Find out the quadratic function for the parable that contains the point $(1,1)$ and the vertex $(-2,3)$.
The notes I got are pretty vague:
$$b = 4\frac{-2}{9} = \frac{-8}{9}\\ c = -\frac{19}{9}\\ a = -\frac{2}{9}$$
So
$$f(x) = -\frac{2}{9}x^2-\frac{8}{9}+\frac{19}{9}$$
Didn't really help me. Why did they multiply $4$ by $\frac{-2}{9}$ to get $b$? And of course, how were $c$ and $a$ calculated?
On
If a quadratic function has vertex $(h,k)$, then it can be written as $$ f(x) = a (x - h)^2 + k $$ where $a$ is some other real number. (This is one of the things they usually expect you to just memorize.) So since the vertex is $(-2, 3)$, you get $$ f(x) = a ( x - (-2))^2 + (3) = a ( x + 2)^2 + 3. $$ Now, we use $f(1) = 1$ to solve for $a$. Plugging in $x = 1$, we get \begin{align*} (1) &= a((1) + 2)^2 + 3 \\ 1 &= 9a + 3 \\ -2 &= 9a \\ a &= -\frac{2}{9} \end{align*}
Therefore, we have $$ f(x) = - \frac{2}{9} (x + 2)^2 + 3. $$ We can also expand this out to get the usual form $ax^2 + bx + c$: \begin{align*} - \frac{2}{9} (x + 2)^2 + 3 &= -\frac{2}{9} (x^2 + 4x + 4) + 3 \\ &= -\frac{2}{9} x^2 - \frac{8}{9} x - \frac{8}{9} + 3 \\ &= -\frac{2}{9} x^2 - \frac{8}{9} x - \frac{8}{9} + \frac{27}{9} \\ &= \boxed{-\frac{2}{9} x^2 - \frac{8}{9} x + \frac{19}{9}}. \end{align*}
First let the quadratic function be represented generically by $f(x) = ax^2 + bx + c$
You know that $(1,1)$ and $(-2,3)$ are points on this curve, letting you write the equations:
$a(1)^2 + b(1) + c = 1 \implies a + b + c = 1 $ [equation 1]
$(-2)^2a + (-2)b + c = 3 \implies 4a -2b + c = 3$ [equation 2]
Finally, you know that a quadratic reaches either a minimum or a maximum at its vertex, i.e. the vertex is a stationary point, and that means the derivative evaluated at the vertex is zero.
$f'(x) = 2ax + b$
Set $f'(-2) = 0$ to give:
$2a(-2) + b = 0 \implies -4a + b = 0 \implies b = 4a$ [equation 3]

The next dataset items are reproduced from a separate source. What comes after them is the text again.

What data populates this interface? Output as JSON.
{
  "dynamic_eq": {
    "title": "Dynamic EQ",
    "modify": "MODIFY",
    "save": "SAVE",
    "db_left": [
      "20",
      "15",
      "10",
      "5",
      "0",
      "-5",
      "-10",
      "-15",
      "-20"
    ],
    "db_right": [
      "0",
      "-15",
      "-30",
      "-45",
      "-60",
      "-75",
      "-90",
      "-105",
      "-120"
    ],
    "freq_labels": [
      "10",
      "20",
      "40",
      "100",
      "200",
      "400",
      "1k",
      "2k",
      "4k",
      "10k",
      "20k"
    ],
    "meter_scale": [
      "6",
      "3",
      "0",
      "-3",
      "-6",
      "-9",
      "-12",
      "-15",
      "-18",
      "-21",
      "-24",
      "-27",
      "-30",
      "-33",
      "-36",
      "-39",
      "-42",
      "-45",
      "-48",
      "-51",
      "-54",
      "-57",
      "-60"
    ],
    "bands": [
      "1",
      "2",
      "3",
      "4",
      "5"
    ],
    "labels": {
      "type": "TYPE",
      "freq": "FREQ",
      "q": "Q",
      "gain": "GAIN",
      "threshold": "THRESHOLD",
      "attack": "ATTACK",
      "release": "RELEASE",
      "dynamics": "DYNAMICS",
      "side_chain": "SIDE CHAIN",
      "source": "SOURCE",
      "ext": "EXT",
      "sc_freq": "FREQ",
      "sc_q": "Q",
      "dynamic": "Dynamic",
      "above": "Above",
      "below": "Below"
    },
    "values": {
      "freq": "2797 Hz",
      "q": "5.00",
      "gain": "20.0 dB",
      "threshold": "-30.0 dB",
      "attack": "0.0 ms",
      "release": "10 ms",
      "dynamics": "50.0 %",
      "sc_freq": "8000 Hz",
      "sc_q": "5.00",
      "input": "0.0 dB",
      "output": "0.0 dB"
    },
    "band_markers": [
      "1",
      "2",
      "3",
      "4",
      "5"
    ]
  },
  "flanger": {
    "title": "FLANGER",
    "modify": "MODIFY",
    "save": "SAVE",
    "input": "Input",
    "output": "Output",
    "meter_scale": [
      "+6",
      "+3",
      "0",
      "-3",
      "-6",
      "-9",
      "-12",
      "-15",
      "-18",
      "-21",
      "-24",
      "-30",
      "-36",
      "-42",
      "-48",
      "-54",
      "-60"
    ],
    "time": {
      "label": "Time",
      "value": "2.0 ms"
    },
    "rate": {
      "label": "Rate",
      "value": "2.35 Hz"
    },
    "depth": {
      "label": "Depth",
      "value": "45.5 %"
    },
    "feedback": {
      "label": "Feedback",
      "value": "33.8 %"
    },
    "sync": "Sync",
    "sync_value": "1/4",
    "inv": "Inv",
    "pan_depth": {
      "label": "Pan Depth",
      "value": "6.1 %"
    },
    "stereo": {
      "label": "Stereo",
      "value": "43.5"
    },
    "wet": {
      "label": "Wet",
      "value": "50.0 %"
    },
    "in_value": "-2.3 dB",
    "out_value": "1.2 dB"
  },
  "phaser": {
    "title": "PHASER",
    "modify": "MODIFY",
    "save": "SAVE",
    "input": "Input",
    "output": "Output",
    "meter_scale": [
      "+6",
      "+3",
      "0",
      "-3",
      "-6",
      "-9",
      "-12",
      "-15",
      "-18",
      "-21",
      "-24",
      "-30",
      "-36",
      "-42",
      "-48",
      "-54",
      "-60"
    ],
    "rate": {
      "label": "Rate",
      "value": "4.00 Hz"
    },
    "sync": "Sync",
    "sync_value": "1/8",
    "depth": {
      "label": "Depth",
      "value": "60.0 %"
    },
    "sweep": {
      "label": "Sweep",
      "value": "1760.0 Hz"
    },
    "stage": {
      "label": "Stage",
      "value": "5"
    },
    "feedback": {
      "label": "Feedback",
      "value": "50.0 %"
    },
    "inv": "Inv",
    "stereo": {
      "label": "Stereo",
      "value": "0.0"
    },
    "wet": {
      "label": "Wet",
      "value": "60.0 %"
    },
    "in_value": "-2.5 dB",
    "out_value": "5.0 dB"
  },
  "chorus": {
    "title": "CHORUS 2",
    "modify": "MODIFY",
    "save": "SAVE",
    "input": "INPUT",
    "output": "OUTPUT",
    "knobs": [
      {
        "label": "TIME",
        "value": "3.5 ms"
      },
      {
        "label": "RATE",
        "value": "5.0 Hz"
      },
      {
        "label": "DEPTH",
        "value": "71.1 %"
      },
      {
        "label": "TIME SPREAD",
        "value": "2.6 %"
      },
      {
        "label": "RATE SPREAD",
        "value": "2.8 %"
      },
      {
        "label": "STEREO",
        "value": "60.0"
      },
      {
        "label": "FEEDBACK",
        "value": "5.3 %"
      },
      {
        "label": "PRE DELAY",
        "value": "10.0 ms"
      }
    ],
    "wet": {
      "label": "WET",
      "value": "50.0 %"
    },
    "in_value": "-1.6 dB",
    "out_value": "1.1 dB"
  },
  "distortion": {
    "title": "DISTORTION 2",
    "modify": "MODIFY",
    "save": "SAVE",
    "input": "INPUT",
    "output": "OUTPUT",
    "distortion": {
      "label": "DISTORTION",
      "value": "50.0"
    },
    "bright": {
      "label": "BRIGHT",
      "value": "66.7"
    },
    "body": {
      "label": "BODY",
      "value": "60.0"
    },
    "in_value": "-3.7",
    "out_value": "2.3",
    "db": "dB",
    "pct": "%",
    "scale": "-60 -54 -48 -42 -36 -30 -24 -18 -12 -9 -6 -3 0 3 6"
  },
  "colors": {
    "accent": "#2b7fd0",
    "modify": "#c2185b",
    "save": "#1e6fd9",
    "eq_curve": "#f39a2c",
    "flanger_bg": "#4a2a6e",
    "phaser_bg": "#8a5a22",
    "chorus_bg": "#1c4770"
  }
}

Solve those 3 equations simultaneously to see what you get.
What your "vague" notes gave is really indeed too vague to make much sense of without working the problem out. But it's clear that the first line is using the result from my equation 3, for instance.
If you wish to eschew calculus, you can also do it by using this notion: the quadratic parabola is symmetrical about a vertical line through the vertex. The horizontal distance (i.e. $x$ units) between $(-2,3)$ and $(1,1)$ is $3$. Which means that the point $3$ units to the left of $(-2,3)$ (and with the same $y$-coordinate as $(1,1)$) will also lie on the curve. That point is $(-5,1)$.
You can now use $(-5,1)$ to form the third equation to give you the same solution.